- Watnall Location within Nottinghamshire
- OS grid reference: SK 50119 45704
- District: Borough of Broxtowe;
- Shire county: Nottinghamshire;
- Region: East Midlands;
- Country: England
- Sovereign state: United Kingdom
- Post town: NOTTINGHAM
- Postcode district: NG16
- Dialling code: 0115
- Police: Nottinghamshire
- Fire: Nottinghamshire
- Ambulance: East Midlands
- UK Parliament: Broxtowe;

= Watnall =

Watnall is an area in the Borough of Broxtowe in Nottinghamshire, England. It is part of Greasley civil parish, and is located one mile north of Kimberley. It is in the Nuthall West and Greasley (Watnall) ward of Broxtowe Council. The village is barely separated from Nuthall. Watnall Hall was built c. 1690 and demolished in 1962. Today, only the gate piers, fragments of the stone boundary wall and lodge remain on Main Road. Its owners included Launcelot Rolleston in the 18th century. (Note: Owners of Watnall Hall included:

- Christopher Rolleston (c. 1669 – 21 March 1737)

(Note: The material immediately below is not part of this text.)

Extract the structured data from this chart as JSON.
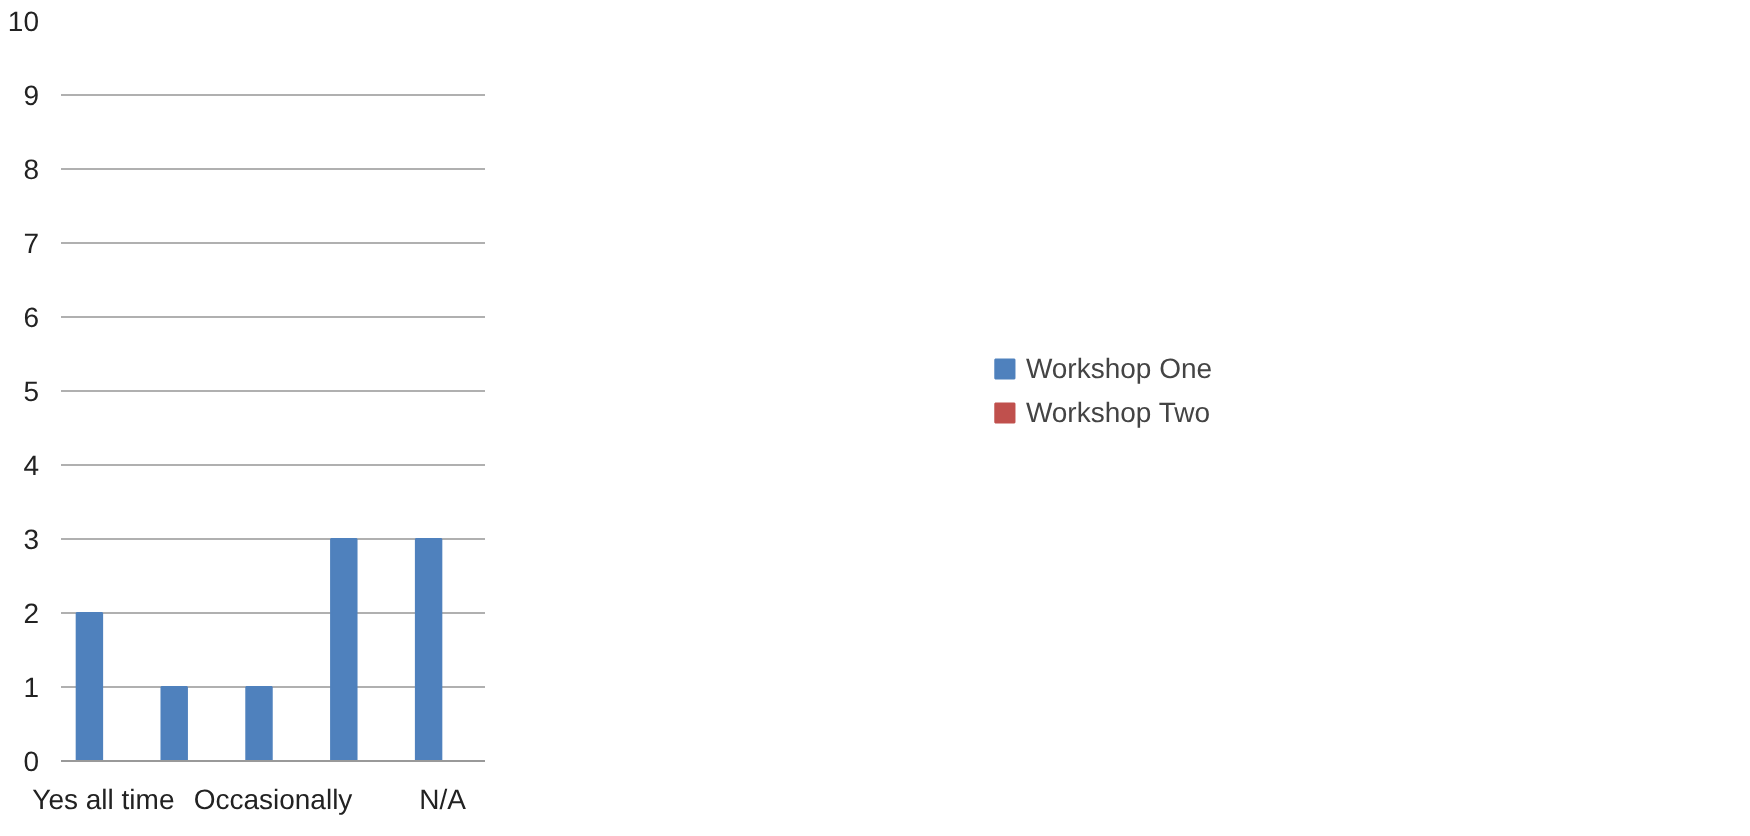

- Launcelot Rolleston (14 August 1693 – 27 April 1751)
- Revd John Rolleston (2 April 1705 – 13 June 1770)
- Launcelot Rolleston (bap 27 January 1737 – 25 April 1802)
- Christopher Rolleston (bap 18 December 1739 – 3 April 1807)

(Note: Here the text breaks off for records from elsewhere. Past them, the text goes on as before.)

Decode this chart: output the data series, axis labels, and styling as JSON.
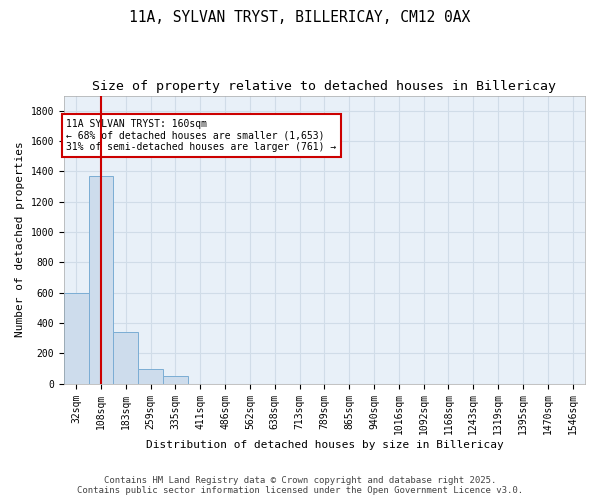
{
  "title1": "11A, SYLVAN TRYST, BILLERICAY, CM12 0AX",
  "title2": "Size of property relative to detached houses in Billericay",
  "xlabel": "Distribution of detached houses by size in Billericay",
  "ylabel": "Number of detached properties",
  "categories": [
    "32sqm",
    "108sqm",
    "183sqm",
    "259sqm",
    "335sqm",
    "411sqm",
    "486sqm",
    "562sqm",
    "638sqm",
    "713sqm",
    "789sqm",
    "865sqm",
    "940sqm",
    "1016sqm",
    "1092sqm",
    "1168sqm",
    "1243sqm",
    "1319sqm",
    "1395sqm",
    "1470sqm",
    "1546sqm"
  ],
  "values": [
    600,
    1370,
    340,
    95,
    50,
    0,
    0,
    0,
    0,
    0,
    0,
    0,
    0,
    0,
    0,
    0,
    0,
    0,
    0,
    0,
    0
  ],
  "bar_color": "#cddcec",
  "bar_edge_color": "#7badd4",
  "vline_color": "#cc0000",
  "vline_x": 1.0,
  "annotation_text": "11A SYLVAN TRYST: 160sqm\n← 68% of detached houses are smaller (1,653)\n31% of semi-detached houses are larger (761) →",
  "annotation_box_facecolor": "#ffffff",
  "annotation_box_edgecolor": "#cc0000",
  "ylim": [
    0,
    1900
  ],
  "yticks": [
    0,
    200,
    400,
    600,
    800,
    1000,
    1200,
    1400,
    1600,
    1800
  ],
  "background_color": "#e8f0f8",
  "grid_color": "#d0dce8",
  "figure_facecolor": "#ffffff",
  "footer1": "Contains HM Land Registry data © Crown copyright and database right 2025.",
  "footer2": "Contains public sector information licensed under the Open Government Licence v3.0.",
  "title1_fontsize": 10.5,
  "title2_fontsize": 9.5,
  "axis_label_fontsize": 8,
  "tick_fontsize": 7,
  "annotation_fontsize": 7,
  "footer_fontsize": 6.5
}
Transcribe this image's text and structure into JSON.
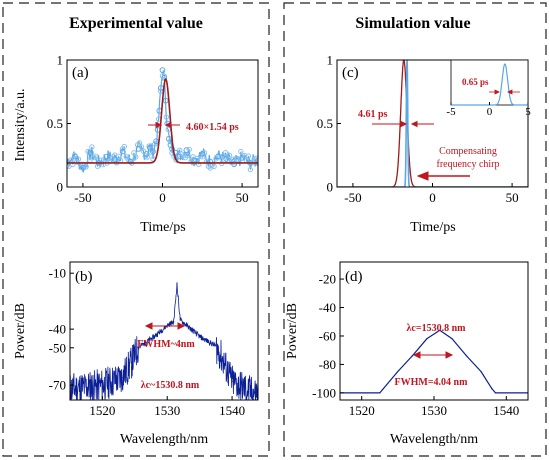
{
  "colors": {
    "experimental_line": "#5aa8e6",
    "experimental_marker": "#8cc2ef",
    "fit": "#9e1b1b",
    "annotation": "#c0161f",
    "spectrum": "#0b1f96",
    "axis": "#000000"
  },
  "headers": {
    "left": "Experimental value",
    "right": "Simulation value"
  },
  "chart_data": [
    {
      "id": "a",
      "panel_label": "(a)",
      "type": "line",
      "xlabel": "Time/ps",
      "ylabel": "Intensity/a.u.",
      "xlim": [
        -60,
        60
      ],
      "ylim": [
        0,
        1
      ],
      "xticks": [
        -50,
        0,
        50
      ],
      "yticks": [
        0,
        0.5,
        1
      ],
      "ytick_labels": [
        "0",
        "0.5",
        "1"
      ],
      "series": [
        {
          "role": "measured",
          "x": [
            -60,
            -55,
            -50,
            -45,
            -40,
            -35,
            -30,
            -25,
            -20,
            -15,
            -10,
            -8,
            -6,
            -4,
            -3,
            -2,
            -1,
            0,
            1,
            2,
            3,
            4,
            5,
            6,
            8,
            10,
            15,
            20,
            25,
            30,
            35,
            40,
            45,
            50,
            55,
            60
          ],
          "y": [
            0.2,
            0.24,
            0.15,
            0.27,
            0.19,
            0.24,
            0.22,
            0.28,
            0.2,
            0.3,
            0.26,
            0.31,
            0.28,
            0.36,
            0.45,
            0.6,
            0.78,
            0.92,
            0.86,
            0.68,
            0.5,
            0.38,
            0.33,
            0.3,
            0.27,
            0.24,
            0.29,
            0.21,
            0.26,
            0.2,
            0.24,
            0.22,
            0.18,
            0.23,
            0.19,
            0.21
          ]
        },
        {
          "role": "fit",
          "baseline": 0.19,
          "peak": 0.85,
          "center": 2,
          "fwhm": 4.6
        }
      ],
      "annotations": [
        {
          "text": "4.60×1.54 ps",
          "x": 9,
          "y": 0.43
        }
      ]
    },
    {
      "id": "c",
      "panel_label": "(c)",
      "type": "line",
      "xlabel": "Time/ps",
      "ylabel": "",
      "xlim": [
        -60,
        60
      ],
      "ylim": [
        0,
        1
      ],
      "xticks": [
        -50,
        0,
        50
      ],
      "yticks": [
        0,
        0.5,
        1
      ],
      "ytick_labels": [
        "0",
        "0.5",
        "1"
      ],
      "series": [
        {
          "role": "chirped",
          "center": -18,
          "peak": 1.0,
          "fwhm": 4.61
        },
        {
          "role": "compressed",
          "center": -16,
          "peak": 1.0,
          "fwhm": 0.65
        }
      ],
      "annotations": [
        {
          "text": "4.61 ps"
        },
        {
          "text": "Compensating"
        },
        {
          "text": "frequency chirp"
        }
      ],
      "inset": {
        "xlim": [
          -5,
          5
        ],
        "ylim": [
          0,
          1
        ],
        "xticks": [
          -5,
          0,
          5
        ],
        "peak_x": 2,
        "fwhm": 0.65,
        "annotation": "0.65 ps"
      }
    },
    {
      "id": "b",
      "panel_label": "(b)",
      "type": "line",
      "xlabel": "Wavelength/nm",
      "ylabel": "Power/dB",
      "xlim": [
        1515,
        1544
      ],
      "ylim": [
        -78,
        -4
      ],
      "xticks": [
        1520,
        1530,
        1540
      ],
      "yticks": [
        -70,
        -50,
        -40,
        -10
      ],
      "series": [
        {
          "role": "measured_spectrum",
          "x": [
            1515,
            1520,
            1523,
            1524.5,
            1525.5,
            1528,
            1530,
            1531,
            1531.5,
            1532,
            1533,
            1535,
            1537.5,
            1538.5,
            1540,
            1543
          ],
          "y": [
            -72,
            -70,
            -66,
            -58,
            -50,
            -44,
            -38,
            -36,
            -16,
            -35,
            -38,
            -44,
            -49,
            -56,
            -68,
            -74
          ]
        }
      ],
      "annotations": [
        {
          "text": "FWHM~4nm"
        },
        {
          "text": "λc~1530.8 nm"
        }
      ]
    },
    {
      "id": "d",
      "panel_label": "(d)",
      "type": "line",
      "xlabel": "Wavelength/nm",
      "ylabel": "Power/dB",
      "xlim": [
        1517,
        1543
      ],
      "ylim": [
        -105,
        -8
      ],
      "xticks": [
        1520,
        1530,
        1540
      ],
      "yticks": [
        -100,
        -80,
        -60,
        -40,
        -20
      ],
      "series": [
        {
          "role": "simulated_spectrum",
          "x": [
            1517,
            1522.5,
            1523,
            1525,
            1527,
            1529,
            1530.8,
            1532.5,
            1534.5,
            1536.5,
            1538,
            1538.5,
            1543
          ],
          "y": [
            -100,
            -100,
            -97,
            -85,
            -74,
            -62,
            -56,
            -62,
            -74,
            -85,
            -97,
            -100,
            -100
          ]
        }
      ],
      "annotations": [
        {
          "text": "λc=1530.8 nm"
        },
        {
          "text": "FWHM=4.04 nm"
        }
      ]
    }
  ]
}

- Lancelot Rolleston (20 July 1785 – 18 May 1862)
- Sir Lancelot Rolleston (19 August 1847 – 29 March 1941)
- Lady Emma Charlotte Maud Rolleson (née Dalzell) (2 September 1859 – 13 November 1949)

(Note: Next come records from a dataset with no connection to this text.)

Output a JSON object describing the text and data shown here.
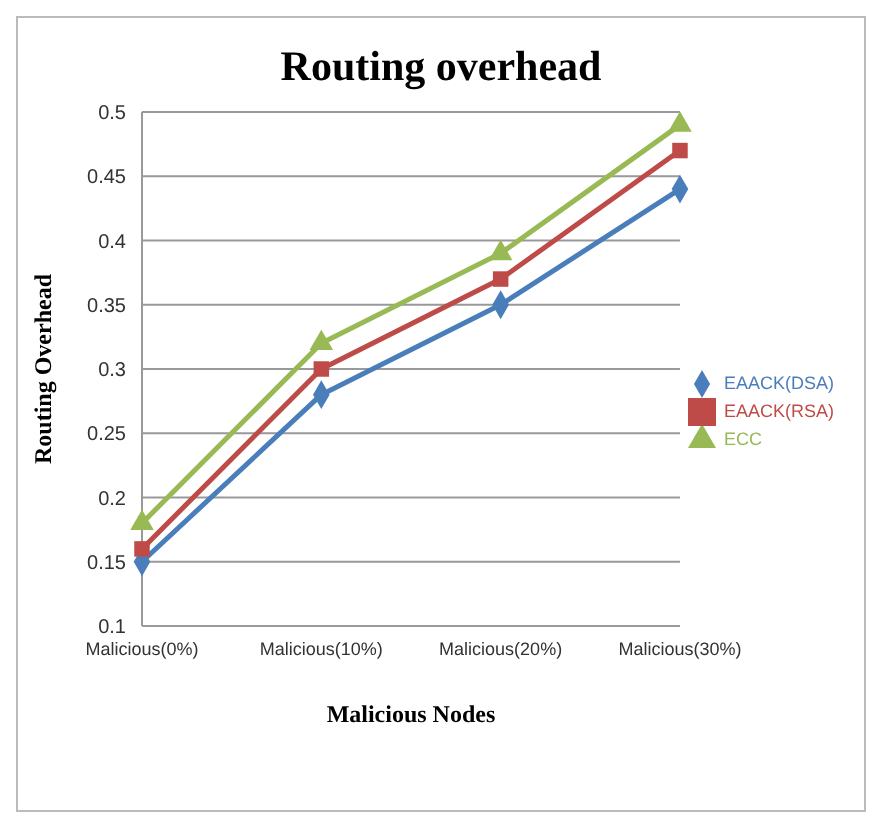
{
  "chart_data": {
    "type": "line",
    "title": "Routing overhead",
    "xlabel": "Malicious Nodes",
    "ylabel": "Routing Overhead",
    "categories": [
      "Malicious(0%)",
      "Malicious(10%)",
      "Malicious(20%)",
      "Malicious(30%)"
    ],
    "series": [
      {
        "name": "EAACK(DSA)",
        "color": "#4a7ebb",
        "values": [
          0.15,
          0.28,
          0.35,
          0.44
        ],
        "marker": "diamond"
      },
      {
        "name": "EAACK(RSA)",
        "color": "#be4b48",
        "values": [
          0.16,
          0.3,
          0.37,
          0.47
        ],
        "marker": "square"
      },
      {
        "name": "ECC",
        "color": "#98b954",
        "values": [
          0.18,
          0.32,
          0.39,
          0.49
        ],
        "marker": "triangle"
      }
    ],
    "ylim": [
      0.1,
      0.5
    ],
    "yticks": [
      0.1,
      0.15,
      0.2,
      0.25,
      0.3,
      0.35,
      0.4,
      0.45,
      0.5
    ],
    "grid": "y",
    "legend": "right"
  }
}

- Mrs Eleanor Maud Dayrell (née Rolleson) (11 Apr 1912 – 8 May 2001)). Even though only a village, Watnall is home to many businesses and organisations, such as British Bakeries aero fabrications, Custom Duct, midland industrial designers and the Nottingham meteorological centre. There are three World War II bunkers in Watnall that served as Royal Air Force Fighter Command for the Midlands.